In this webinar, Dr. Packer reviews his recent work in which he utilized a Spatial Light Modulator (SLM) interfaced to a multiphoton microscopy system in order to simultaneously use optical stimulation and optical recording to study neural networks. A major benefit of the use of the SLM is that tens of neurons can be simultaneously stimulated, while at the same time imaging neuronal activity in a field using a calcium indicator.

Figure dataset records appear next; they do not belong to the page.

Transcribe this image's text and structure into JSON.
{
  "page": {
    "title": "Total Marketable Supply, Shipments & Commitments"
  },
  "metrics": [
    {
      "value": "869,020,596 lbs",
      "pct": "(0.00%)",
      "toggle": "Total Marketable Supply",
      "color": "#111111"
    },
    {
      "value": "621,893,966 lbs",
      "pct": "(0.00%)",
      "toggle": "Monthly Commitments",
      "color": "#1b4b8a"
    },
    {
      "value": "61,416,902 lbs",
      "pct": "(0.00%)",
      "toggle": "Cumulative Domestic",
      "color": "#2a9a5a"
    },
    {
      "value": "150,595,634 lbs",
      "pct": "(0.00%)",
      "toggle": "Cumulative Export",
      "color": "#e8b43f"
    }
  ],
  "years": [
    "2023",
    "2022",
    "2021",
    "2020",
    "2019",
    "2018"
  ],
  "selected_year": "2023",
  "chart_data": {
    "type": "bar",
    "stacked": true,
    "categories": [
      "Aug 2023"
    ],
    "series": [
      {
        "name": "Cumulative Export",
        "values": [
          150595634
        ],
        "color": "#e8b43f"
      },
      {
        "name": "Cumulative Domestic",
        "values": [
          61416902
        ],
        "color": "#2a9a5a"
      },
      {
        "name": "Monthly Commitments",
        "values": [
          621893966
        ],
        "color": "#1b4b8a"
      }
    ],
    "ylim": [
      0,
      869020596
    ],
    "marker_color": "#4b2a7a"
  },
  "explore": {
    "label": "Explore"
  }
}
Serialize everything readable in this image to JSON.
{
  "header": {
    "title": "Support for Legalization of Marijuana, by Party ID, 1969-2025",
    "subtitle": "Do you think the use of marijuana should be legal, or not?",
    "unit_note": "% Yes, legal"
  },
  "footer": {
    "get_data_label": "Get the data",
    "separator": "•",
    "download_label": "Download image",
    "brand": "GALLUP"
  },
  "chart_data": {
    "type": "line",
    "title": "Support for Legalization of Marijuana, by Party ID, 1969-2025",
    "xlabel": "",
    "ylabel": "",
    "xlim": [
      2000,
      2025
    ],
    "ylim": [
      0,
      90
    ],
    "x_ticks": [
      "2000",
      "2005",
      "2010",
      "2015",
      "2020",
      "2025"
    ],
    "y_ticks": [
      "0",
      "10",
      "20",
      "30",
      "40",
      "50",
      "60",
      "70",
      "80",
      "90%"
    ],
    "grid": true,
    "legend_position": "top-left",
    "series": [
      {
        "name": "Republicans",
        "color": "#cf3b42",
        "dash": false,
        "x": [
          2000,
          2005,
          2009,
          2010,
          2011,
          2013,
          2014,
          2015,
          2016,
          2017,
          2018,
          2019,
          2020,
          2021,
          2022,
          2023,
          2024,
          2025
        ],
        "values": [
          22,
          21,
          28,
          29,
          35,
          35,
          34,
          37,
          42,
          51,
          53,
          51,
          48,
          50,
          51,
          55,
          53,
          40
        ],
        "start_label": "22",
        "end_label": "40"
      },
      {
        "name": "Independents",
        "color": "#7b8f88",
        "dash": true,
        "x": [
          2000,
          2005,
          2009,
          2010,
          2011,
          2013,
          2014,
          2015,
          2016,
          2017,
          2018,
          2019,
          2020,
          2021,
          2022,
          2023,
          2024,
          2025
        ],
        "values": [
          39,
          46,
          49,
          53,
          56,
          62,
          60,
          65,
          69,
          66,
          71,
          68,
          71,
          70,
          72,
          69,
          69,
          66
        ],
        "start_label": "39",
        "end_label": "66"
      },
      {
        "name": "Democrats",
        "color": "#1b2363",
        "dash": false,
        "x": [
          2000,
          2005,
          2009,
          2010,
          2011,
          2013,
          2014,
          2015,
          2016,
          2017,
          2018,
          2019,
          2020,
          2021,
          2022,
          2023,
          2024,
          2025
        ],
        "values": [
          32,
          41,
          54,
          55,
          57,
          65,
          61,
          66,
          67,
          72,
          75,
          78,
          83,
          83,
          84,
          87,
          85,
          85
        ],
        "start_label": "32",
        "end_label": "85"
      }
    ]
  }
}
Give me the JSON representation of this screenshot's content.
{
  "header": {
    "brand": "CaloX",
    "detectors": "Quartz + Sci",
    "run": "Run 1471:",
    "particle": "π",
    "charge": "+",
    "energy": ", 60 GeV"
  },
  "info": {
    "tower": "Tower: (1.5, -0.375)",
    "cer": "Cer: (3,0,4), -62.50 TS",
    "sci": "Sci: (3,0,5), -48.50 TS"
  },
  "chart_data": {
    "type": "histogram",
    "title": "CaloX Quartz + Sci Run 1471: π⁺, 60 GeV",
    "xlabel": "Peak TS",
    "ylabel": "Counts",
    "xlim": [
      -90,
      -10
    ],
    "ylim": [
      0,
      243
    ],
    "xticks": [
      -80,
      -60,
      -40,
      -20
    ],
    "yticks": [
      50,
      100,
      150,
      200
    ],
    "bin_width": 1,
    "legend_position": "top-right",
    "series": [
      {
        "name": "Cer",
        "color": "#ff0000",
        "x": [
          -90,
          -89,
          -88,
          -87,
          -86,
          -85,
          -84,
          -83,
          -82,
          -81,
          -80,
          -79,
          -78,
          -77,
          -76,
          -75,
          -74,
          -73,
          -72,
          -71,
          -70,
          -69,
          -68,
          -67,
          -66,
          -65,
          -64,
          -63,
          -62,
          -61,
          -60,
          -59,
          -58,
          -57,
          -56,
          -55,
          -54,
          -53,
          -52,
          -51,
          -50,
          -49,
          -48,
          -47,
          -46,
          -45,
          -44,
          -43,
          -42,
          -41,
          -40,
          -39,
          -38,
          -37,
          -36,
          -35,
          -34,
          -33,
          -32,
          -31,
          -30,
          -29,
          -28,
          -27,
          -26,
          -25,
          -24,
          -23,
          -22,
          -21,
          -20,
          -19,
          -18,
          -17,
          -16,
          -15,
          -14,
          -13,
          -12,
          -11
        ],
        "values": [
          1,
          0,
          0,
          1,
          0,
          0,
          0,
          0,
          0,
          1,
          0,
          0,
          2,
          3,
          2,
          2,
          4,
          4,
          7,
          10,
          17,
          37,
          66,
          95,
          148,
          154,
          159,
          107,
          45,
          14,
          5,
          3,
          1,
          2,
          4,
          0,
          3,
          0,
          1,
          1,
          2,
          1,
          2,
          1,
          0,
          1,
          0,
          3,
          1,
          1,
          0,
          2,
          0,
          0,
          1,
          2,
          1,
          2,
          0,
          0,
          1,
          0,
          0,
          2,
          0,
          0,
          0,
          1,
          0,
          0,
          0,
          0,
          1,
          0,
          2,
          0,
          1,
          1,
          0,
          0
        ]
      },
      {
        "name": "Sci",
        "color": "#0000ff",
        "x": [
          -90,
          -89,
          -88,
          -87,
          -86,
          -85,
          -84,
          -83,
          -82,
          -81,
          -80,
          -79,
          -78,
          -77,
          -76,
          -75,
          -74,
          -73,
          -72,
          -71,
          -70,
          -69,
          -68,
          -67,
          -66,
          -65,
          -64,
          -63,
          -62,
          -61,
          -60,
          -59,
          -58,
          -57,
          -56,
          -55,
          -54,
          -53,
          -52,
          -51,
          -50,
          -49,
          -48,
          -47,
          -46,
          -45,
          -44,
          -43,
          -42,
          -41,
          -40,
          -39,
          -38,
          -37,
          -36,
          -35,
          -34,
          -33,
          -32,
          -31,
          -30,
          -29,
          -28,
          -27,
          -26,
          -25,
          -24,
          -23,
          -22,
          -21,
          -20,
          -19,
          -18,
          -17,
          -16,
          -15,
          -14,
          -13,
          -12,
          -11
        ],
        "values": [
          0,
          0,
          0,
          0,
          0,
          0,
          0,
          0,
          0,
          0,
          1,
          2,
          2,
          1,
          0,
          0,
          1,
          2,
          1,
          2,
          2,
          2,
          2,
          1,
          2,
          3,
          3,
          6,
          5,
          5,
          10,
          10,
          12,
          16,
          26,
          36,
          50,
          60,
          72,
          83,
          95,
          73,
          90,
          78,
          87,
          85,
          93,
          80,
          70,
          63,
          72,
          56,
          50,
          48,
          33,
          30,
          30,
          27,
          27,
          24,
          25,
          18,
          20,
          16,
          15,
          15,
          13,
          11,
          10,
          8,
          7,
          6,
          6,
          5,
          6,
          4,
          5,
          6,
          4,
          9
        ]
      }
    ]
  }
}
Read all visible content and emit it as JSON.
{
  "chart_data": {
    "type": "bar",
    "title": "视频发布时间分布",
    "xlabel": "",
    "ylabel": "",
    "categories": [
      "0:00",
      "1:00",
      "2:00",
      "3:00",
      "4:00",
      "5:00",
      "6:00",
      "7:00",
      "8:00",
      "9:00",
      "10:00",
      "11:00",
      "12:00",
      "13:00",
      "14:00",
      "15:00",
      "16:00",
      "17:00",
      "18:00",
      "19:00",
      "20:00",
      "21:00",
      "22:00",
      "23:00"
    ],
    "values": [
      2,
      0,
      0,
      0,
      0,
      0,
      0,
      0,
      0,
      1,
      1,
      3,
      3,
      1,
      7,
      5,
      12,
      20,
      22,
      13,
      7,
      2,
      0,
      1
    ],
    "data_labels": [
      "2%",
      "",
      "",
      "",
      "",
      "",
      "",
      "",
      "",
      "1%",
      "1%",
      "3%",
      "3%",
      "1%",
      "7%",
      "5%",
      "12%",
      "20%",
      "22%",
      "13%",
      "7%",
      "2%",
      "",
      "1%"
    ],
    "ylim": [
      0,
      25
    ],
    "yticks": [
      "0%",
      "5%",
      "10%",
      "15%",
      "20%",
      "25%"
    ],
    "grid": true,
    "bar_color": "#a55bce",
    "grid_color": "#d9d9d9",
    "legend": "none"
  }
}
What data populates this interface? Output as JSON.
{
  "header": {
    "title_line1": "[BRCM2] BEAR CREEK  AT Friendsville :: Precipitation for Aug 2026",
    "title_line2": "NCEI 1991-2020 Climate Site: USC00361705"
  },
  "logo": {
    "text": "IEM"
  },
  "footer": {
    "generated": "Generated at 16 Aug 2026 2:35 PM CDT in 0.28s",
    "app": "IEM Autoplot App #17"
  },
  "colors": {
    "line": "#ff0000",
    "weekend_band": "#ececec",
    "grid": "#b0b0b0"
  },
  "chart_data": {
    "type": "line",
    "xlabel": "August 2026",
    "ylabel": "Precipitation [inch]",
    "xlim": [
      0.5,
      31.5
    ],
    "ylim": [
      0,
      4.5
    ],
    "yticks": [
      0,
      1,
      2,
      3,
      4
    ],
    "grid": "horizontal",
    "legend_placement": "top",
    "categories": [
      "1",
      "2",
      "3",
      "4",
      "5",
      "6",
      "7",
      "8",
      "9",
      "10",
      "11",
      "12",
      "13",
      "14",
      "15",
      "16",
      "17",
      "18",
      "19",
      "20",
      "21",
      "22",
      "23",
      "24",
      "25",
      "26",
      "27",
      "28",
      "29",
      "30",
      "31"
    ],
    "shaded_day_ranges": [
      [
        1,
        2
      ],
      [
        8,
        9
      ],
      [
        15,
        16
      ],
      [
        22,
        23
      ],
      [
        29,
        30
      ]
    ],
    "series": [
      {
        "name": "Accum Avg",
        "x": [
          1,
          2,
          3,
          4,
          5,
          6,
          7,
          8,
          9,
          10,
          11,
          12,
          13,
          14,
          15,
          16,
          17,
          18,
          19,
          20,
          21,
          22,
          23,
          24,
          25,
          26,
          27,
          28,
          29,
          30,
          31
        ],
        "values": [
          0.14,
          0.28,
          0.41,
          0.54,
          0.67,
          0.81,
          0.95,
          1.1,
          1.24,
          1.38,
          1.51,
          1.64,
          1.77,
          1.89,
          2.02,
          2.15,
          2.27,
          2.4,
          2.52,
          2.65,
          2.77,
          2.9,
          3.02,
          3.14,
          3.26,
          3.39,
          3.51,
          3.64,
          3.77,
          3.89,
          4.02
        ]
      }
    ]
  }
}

Dr. Packer explores principles of the use of SLMs for the study of neural networks, including data demonstrating the validity of the approach. He also discusses how the use of SLMs as part of multiphoton microscope systems will impact future research on neural networks in vivo in awake behaving animal paradigms.

Speaker

Dr. Adam Packer
Dr. Adam Packer
Wellcome Trust Sir Henry Dale Fellow, University of Oxford
Dr. Packer has over 15 years of experience designing, building, and optimising multiphoton microscopes to expand their capabilities, with specific expertise in optogenetics, calcium imaging, multi-cell targeted photostimulation, digital holography, and software development. He studied neuroscience and biomedical engineering at MIT before completing a PhD at Columbia University with Dr. Rafael Yuste. As a Marie Curie Fellow at University College London in Dr. Michael Häusser’s lab, Adam developed a new approach using two-photon imaging and optogenetics to both readout and manipulate neural circuit activity in vivo. He has a strong interest in technology dissemination and accessibility, with a track record of combining experimental, computational, and theoretical approaches to design experiments and analyse data to understand structure and function in neural circuits. His research group is based at University of Oxford and uses all-optical interrogation techniques he has helped pioneer to investigate neural coding principles in behaving animals.